VON RIBBENTROP: We naturally had close co-operation with Italy. By that I mean that in the further course of war, we were forced to all intents and purposes to take charge of all military operations there ourselves, or, at least, to take joint charge of them.
Co-operation with Japan was very difficult, for the simple reason that we could communicate with the Japanese Government only by air. We had contact with them from time to time through U-boats, but there was no co-ordinated military or political plan of campaign. I believe that on this point General Marshall’s view is correct, namely, that there was no close strategic co-operation or planning of any kind; and, really, there was not any.
DR. HORN: How was co-operation with Italy?
VON RIBBENTROP: As I have just said, we naturally had very close co-operation with Italy, but difficulties arose through the many heterogeneous influences at work; and Italy proved herself, right from the start, to be a very weak ally in every respect.
DR. HORN: Why, in the course of the Russian campaign, did you suggest to Hitler the conclusion of separate peace agreements?
VON RIBBENTROP: A certain atmosphere of confidence between the Soviet Government and ourselves had been created at Moscow, between Stalin, Molotov and myself, and also extending to the Führer. For instance, the Führer told me that he had confidence in Stalin, whom he considered one of the really great men of history, and whose creation of the Red Army he thought a tremendous achievement; but that one could never tell what might happen. The power of the Soviets had grown and developed enormously. It was very difficult to know how to deal with Russia and make an agreement with her again. I myself always tried, through diplomatic and other channels, to maintain contact to a certain extent, because I still believed and hoped that some sort of peace could be made which would relieve Germany in the East and allow her to concentrate her forces in the West and even lead, perhaps, to a general peace. With this in view, I proposed to the Führer, for the first time, in the winter of 1942, it was before Stalingrad, that an agreement should be reached with Russia. I did that after the Anglo-American landing in Africa which caused me great misgivings. Adolf Hitler—I met him in the train at Bamberg—most emphatically rejected the idea of any such peace or peace feelers, because he thought that if it became known, it would be liable to create a spirit of defeatism, et cetera. I had suggested to him at the time that we should negotiate peace with Russia on a very moderate basis.
Secondly, in 1943, I again advised the Führer in a lengthy, written exposition, to seek such a peace. I think it was after the collapse of Italy. The Führer was at that time open to consider such a peace; and he drafted a possible mutual line of demarcation which might be adopted, and said that he would let me know definitely on the following day. Next day, however, I did not receive any authorization or directive from him. I think that the Führer probably felt that it was impossible to heal the breach between National Socialism and communism and that such a peace would be no more than an armistice.

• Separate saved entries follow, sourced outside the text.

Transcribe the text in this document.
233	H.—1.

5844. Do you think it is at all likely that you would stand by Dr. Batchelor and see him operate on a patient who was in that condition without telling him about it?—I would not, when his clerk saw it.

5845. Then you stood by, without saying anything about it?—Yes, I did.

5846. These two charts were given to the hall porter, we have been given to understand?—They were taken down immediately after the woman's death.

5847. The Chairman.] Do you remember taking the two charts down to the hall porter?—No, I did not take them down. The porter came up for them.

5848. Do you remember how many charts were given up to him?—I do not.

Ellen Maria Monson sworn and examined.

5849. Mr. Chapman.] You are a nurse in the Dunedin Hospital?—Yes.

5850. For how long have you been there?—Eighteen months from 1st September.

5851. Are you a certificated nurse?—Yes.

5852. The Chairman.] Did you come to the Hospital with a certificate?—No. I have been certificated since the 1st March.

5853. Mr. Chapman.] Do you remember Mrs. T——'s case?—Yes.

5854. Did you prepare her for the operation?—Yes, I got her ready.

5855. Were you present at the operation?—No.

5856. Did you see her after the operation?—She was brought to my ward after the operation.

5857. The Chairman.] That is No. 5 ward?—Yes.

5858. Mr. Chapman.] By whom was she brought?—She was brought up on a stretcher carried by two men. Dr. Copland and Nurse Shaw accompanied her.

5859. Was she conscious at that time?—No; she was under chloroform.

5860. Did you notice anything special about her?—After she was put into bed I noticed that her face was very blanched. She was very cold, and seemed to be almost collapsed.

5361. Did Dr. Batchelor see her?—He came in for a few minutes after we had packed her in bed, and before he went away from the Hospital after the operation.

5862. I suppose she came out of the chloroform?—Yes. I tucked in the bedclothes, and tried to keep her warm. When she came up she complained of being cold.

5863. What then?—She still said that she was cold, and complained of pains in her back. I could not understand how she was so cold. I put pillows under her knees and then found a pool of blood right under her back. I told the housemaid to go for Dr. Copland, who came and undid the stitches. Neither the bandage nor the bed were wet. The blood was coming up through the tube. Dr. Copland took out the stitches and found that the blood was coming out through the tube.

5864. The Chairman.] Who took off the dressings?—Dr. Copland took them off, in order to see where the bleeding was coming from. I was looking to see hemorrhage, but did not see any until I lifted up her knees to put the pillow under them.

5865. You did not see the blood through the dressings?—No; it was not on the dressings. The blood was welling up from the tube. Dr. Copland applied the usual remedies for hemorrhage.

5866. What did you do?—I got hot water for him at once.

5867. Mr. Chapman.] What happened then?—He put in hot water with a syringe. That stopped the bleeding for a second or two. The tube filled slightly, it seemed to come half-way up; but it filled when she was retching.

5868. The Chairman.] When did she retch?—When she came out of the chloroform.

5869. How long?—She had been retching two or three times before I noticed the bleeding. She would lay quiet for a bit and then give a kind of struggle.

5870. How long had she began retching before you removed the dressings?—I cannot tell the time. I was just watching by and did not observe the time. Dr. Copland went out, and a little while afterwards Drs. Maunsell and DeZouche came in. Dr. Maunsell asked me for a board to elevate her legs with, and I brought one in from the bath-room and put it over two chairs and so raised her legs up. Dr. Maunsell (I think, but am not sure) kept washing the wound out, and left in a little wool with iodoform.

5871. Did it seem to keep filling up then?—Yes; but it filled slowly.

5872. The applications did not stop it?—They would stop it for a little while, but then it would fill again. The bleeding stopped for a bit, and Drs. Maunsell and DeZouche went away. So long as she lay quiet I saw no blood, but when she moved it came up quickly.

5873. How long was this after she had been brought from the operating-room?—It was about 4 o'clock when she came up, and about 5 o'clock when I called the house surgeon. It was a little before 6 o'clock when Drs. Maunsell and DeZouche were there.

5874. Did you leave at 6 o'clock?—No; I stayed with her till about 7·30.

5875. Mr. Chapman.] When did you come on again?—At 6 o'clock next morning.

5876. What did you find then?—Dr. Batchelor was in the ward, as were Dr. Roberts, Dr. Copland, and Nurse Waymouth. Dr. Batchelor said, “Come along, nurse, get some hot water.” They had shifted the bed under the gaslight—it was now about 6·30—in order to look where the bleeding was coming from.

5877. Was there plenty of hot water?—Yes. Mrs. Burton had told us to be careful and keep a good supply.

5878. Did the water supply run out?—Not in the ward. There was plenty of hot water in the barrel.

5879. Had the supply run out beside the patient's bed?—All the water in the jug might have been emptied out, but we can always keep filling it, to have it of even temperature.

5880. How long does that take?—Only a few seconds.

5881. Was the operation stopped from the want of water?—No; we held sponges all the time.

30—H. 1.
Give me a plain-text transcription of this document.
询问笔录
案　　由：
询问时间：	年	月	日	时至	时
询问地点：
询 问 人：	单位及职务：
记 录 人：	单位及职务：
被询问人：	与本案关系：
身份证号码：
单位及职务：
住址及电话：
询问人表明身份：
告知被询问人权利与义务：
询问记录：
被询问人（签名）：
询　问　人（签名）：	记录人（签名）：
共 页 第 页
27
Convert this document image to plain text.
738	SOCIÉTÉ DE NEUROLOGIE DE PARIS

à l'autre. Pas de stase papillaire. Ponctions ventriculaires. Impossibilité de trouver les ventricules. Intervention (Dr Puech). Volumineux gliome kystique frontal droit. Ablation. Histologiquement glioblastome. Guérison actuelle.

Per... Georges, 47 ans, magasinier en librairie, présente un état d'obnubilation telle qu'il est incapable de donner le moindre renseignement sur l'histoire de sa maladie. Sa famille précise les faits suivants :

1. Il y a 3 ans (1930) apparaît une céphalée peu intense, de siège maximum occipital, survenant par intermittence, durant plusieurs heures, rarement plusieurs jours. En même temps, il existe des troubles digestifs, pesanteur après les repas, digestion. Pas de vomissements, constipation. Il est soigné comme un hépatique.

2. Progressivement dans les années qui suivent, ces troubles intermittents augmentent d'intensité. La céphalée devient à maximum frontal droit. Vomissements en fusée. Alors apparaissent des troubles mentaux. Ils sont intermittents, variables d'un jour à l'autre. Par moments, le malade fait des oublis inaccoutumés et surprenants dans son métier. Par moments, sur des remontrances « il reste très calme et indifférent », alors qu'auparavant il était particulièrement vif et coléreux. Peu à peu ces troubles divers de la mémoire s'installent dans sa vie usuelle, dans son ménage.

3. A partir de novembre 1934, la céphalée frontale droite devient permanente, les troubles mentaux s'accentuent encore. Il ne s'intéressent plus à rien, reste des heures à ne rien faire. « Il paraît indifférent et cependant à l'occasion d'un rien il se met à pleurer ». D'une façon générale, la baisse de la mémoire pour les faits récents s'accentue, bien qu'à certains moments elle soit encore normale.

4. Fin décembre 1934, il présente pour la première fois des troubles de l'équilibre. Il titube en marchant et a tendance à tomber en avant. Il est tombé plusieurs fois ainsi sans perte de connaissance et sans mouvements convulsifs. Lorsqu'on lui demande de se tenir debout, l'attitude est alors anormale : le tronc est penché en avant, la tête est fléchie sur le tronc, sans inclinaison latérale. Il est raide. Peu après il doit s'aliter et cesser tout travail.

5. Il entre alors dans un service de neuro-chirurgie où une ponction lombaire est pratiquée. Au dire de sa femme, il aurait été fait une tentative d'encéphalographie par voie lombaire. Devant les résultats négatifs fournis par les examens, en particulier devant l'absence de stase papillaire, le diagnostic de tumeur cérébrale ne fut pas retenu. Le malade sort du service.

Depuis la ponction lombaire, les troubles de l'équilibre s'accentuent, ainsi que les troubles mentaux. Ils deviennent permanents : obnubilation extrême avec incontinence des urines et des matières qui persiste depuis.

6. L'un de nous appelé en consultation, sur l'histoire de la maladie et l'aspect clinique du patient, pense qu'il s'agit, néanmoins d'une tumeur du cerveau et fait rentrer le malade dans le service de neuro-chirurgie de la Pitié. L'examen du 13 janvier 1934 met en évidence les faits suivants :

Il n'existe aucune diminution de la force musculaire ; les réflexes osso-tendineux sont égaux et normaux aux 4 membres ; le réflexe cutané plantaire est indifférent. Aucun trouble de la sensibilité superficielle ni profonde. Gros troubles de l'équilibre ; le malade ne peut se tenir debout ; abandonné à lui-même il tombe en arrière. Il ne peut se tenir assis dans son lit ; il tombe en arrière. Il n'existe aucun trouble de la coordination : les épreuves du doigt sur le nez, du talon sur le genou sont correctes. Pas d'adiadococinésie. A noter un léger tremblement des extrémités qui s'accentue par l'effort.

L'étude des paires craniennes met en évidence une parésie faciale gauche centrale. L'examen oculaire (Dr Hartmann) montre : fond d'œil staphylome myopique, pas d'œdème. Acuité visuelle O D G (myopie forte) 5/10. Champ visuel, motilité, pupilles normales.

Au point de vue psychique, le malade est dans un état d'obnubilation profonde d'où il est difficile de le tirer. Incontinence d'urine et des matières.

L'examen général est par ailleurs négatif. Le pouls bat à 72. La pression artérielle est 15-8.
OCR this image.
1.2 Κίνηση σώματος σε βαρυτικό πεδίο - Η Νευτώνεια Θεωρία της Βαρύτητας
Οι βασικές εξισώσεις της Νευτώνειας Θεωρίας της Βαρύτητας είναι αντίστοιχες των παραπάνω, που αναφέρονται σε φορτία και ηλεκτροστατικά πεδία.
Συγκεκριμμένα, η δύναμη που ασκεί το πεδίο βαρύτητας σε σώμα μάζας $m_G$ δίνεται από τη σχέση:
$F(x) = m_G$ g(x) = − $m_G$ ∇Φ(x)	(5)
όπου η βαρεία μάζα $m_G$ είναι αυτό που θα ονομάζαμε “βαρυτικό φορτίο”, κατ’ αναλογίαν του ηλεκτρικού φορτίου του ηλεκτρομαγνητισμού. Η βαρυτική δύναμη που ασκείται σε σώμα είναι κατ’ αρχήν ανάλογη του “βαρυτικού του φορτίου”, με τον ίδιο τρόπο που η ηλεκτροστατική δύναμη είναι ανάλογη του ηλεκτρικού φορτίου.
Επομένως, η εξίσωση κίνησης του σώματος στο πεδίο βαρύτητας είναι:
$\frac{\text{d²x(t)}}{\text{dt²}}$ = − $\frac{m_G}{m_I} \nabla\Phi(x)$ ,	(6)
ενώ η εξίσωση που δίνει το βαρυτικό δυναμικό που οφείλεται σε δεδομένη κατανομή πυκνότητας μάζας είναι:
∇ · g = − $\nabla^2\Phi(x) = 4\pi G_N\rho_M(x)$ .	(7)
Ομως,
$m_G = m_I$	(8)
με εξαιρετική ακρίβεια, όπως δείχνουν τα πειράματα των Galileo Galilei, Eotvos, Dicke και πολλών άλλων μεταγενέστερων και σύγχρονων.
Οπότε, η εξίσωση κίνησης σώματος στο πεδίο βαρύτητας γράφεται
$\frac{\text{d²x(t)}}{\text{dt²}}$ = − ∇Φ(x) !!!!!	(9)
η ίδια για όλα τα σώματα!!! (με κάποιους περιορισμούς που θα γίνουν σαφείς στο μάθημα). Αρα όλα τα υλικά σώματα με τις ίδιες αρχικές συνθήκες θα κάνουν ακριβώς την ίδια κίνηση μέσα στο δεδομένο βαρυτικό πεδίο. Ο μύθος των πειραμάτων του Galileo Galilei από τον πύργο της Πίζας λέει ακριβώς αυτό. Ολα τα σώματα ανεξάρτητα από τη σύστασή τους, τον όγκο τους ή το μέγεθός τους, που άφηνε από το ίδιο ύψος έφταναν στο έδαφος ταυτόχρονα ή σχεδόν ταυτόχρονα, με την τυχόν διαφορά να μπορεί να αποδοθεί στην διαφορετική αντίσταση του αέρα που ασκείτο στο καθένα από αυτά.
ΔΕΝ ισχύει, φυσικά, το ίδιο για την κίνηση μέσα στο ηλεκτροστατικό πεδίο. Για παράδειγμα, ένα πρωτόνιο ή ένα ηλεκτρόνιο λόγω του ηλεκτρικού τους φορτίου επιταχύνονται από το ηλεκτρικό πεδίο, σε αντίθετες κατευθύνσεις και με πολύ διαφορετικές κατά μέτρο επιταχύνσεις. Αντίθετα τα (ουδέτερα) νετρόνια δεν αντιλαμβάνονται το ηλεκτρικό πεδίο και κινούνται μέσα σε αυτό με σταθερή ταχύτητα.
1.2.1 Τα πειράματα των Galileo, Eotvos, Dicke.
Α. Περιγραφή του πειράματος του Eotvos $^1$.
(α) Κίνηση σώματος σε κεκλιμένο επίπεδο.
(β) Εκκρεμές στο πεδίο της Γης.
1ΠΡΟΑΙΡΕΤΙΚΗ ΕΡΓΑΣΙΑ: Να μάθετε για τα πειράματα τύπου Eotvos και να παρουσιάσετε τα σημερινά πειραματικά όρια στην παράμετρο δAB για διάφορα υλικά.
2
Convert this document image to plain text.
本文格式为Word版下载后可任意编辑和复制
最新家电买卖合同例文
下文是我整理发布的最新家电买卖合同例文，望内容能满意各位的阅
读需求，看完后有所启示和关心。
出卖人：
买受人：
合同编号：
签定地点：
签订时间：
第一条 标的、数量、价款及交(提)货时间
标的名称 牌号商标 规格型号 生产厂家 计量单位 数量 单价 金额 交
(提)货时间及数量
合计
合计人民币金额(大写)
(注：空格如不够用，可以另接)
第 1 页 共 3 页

I made one or two further attempts but the Führer held the view that a decisive military success must be achieved first, and only after that could we start negotiations, otherwise the negotiations would be useless.
If I were asked to express an opinion as to whether such negotiations would have been likely to succeed, I would say that I think it very doubtful. I believe that, considering the strong stand taken by our opponents, especially England, even since the beginning of the war, there was never any real chance of Germany’s attaining peace; and that holds good for both the East and the West. And I am convinced that with the formulation at Casablanca of the demand for unconditional surrender, the possibility ceased entirely to exist. I base my opinion not on purely abstract considerations, but on continuous feelers, made through indirect channels, often unidentifiable as such, by the other side, and which expressed the opinion of important personalities with a guiding influence on policy in those countries. They were determined to fight it out to the bitter end. I think the Führer was right when he said that such negotiations would serve no purpose.
DR. HORN: To come to a different subject, the witness Lahousen has testified here that in September 1939 a conversation took place in Hitler’s private train at which you were also present, and which dealt with the instigation of a rebellion in the Polish Ukraine. What led to this conversation and what part did you play in the discussion?